Martial law and the Philippine economy
FROM FAR AND NEAR - Ruben Almendras (The Freeman) - October 1, 2020 - 12:00am

Last week was the 48th anniversary of the declaration of martial law in the Philippines that lasted for 14 years. It ended with the ouster of Marcos in a People Power Revolution in 1986 that restored a democratic government, and installed Cory Aquino as the legitimately elected president. The social and political tales that happened during this stretch of Philippine history, including the personal accounts of many people are heroic, amazing and worthy of history and constant retelling. For this column, we will concentrate on the performance of the economy during these martial law years. The social, political and cultural aspects that we touch on are due to its impact on the economy. There are deliberate initiatives by some sectors to revise the facts and events during the Philippine martial law years, and it is just right to put the actual facts and figures in order, and put them in proper perspective.

Aside from the personal political motive of Marcos to stay in power beyond his two-term limit as president, the economic justification for declaring martial law was to promote faster economic progress through the discipline of martial law. From 1961 to 1964, the years before Marcos was first elected president, the Philippine annual economic growth as measured by the Gross Domestic Product (GDP) ranged from 3.55% to 7.06%. In 1964 in Asia, the Philippine economy was 2nd to Japan, much bigger than that of South Korea, Malaysia, Thailand, and Indonesia. From 1965 to 1972, in the first and second term of Marcos but before martial law, the economy was moving in the same trajectory with GDP growing annually in the 3.76% to 5.45% range. These growth rates were not spectacular but were also not bad as the world economy were still recovering from the WWII and the Korean Wars.

1973 to 1986 were the martial law years and the Philippine economic growth rates were erratic. The initial euphoria of a more disciplined economy that posted a high 8.92% growth in 1973 tumbled in 1974 to 3.56% , then from a high of 8.8% in 1976, it progressively decreased to 5% up to 1980, then to 3% to 2% up to 1983, then to a negative/minus 7.3% in 1984 and 1985, or two full years of recessions going into a full-blown depression.
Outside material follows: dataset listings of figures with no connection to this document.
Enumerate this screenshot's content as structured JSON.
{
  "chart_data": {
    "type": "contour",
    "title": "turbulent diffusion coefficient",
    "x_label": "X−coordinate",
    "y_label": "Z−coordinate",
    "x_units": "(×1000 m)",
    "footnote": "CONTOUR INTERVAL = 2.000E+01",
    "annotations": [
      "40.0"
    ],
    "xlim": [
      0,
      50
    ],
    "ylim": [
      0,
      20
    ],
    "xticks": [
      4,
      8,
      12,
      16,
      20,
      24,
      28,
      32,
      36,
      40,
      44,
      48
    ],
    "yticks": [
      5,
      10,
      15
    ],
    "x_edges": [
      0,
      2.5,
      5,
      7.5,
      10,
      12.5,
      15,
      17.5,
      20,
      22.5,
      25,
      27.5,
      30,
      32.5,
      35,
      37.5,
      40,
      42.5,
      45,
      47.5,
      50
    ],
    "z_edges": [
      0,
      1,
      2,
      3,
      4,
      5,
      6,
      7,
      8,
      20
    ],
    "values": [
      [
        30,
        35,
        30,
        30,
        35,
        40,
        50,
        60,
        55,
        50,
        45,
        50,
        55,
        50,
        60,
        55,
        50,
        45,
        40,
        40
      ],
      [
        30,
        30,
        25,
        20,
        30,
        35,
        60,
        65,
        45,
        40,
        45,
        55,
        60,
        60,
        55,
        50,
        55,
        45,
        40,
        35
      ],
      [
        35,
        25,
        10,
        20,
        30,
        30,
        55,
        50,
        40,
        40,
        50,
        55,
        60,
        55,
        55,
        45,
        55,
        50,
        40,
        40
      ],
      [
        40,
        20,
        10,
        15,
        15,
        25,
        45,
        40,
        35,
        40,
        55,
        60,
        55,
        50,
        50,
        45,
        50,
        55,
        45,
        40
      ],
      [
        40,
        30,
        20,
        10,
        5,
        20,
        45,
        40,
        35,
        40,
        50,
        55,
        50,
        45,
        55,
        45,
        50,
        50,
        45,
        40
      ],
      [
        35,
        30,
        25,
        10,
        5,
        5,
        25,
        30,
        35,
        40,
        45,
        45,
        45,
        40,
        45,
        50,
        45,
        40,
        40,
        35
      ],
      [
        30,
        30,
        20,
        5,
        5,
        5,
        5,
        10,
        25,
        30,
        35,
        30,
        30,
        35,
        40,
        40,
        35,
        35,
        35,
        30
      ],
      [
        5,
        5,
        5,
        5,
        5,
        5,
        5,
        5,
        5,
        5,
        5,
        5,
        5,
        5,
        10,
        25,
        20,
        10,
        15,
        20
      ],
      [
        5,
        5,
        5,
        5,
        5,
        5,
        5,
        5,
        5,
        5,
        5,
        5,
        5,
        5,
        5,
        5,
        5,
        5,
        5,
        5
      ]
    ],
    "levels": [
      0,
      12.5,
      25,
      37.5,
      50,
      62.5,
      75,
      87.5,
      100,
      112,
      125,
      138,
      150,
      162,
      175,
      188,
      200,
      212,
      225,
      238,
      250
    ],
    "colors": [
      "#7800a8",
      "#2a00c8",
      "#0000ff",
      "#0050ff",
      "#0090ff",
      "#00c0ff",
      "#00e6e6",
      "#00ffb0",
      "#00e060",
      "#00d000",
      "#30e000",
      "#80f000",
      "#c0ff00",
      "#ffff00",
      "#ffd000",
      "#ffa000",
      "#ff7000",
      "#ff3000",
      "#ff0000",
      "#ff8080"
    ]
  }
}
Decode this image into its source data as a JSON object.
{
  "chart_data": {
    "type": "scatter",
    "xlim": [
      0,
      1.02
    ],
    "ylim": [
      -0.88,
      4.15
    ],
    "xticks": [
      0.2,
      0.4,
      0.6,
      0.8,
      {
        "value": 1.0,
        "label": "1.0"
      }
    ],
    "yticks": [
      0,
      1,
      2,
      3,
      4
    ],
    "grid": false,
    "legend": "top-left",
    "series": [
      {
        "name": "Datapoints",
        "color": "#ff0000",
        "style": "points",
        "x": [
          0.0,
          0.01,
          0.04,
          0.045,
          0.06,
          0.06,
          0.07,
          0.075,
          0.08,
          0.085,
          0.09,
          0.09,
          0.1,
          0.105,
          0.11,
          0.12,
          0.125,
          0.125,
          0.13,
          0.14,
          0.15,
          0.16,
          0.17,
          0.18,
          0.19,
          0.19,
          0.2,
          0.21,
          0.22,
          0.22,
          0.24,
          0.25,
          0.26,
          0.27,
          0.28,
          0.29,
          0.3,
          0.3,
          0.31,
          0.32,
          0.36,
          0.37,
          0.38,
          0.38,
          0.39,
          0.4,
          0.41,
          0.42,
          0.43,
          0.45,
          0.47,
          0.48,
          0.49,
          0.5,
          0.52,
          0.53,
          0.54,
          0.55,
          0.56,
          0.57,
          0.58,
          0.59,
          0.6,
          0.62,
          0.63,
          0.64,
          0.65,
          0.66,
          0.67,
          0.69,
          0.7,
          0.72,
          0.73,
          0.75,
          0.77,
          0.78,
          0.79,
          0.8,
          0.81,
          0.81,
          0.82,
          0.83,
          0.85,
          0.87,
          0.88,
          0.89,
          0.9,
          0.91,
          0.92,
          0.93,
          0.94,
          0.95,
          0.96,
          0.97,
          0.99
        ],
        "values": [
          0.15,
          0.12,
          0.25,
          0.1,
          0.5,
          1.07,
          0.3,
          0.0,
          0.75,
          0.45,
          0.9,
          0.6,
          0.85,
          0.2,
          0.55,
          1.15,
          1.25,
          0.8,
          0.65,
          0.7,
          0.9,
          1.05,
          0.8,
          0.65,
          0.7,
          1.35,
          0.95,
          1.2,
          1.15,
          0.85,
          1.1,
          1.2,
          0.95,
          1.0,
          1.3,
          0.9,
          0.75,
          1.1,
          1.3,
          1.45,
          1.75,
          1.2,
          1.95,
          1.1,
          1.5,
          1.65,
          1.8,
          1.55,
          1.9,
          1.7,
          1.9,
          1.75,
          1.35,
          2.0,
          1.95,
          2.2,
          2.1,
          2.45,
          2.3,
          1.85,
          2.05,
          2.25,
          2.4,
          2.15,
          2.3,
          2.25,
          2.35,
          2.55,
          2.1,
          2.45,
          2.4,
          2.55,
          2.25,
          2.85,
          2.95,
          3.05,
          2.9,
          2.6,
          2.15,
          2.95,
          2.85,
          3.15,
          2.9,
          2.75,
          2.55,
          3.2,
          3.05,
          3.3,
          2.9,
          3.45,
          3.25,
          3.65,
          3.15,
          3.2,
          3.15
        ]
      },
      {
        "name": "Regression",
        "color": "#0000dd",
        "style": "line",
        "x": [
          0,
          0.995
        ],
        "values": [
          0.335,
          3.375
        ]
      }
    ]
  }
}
This was after the assassination of Ninoy Aquino. Then in 1986, the People Power Revolution deposed Marcos.

There were many causes/reasons for the behavior of the Philippine economy during the martial law years, some of them global and beyond the control of national governments, like the oil price increases and drop in commodity prices. But it is the task and responsibility of governments to minimize/mitigate the impact of these factors on their national economy. There were many competent and well-meaning technocrats during the Marcos regime but many drifted away as political pressure force decisions away from sensible economic policies. The excessive spending and fiscal deficit for the 1969 reelection led to a massive double-digit inflation and Balance of Payments problems. The government investments and projects were all funded by foreign borrowings and many were ill conceived, untimely, mismanaged and unproductive. Foreign debt ballooned to $29.4 billion in 1882 from $4.1 billion in 1975.

By this time, the social and political repressions were also increasingly sapping the economy. The confiscation/nationalization of the media companies, the utility companies and the control of the major sectors of the economy by designated cronies, dampened private sector investments and initiatives. The graft and corruption in the government, the extravagance and impunity led to capital flight to other countries that even included the relatives and cronies of Marcos. This hopelessness led to the Revolution. This is the short story of the Philippine economy during martial law, and it was not a rose garden.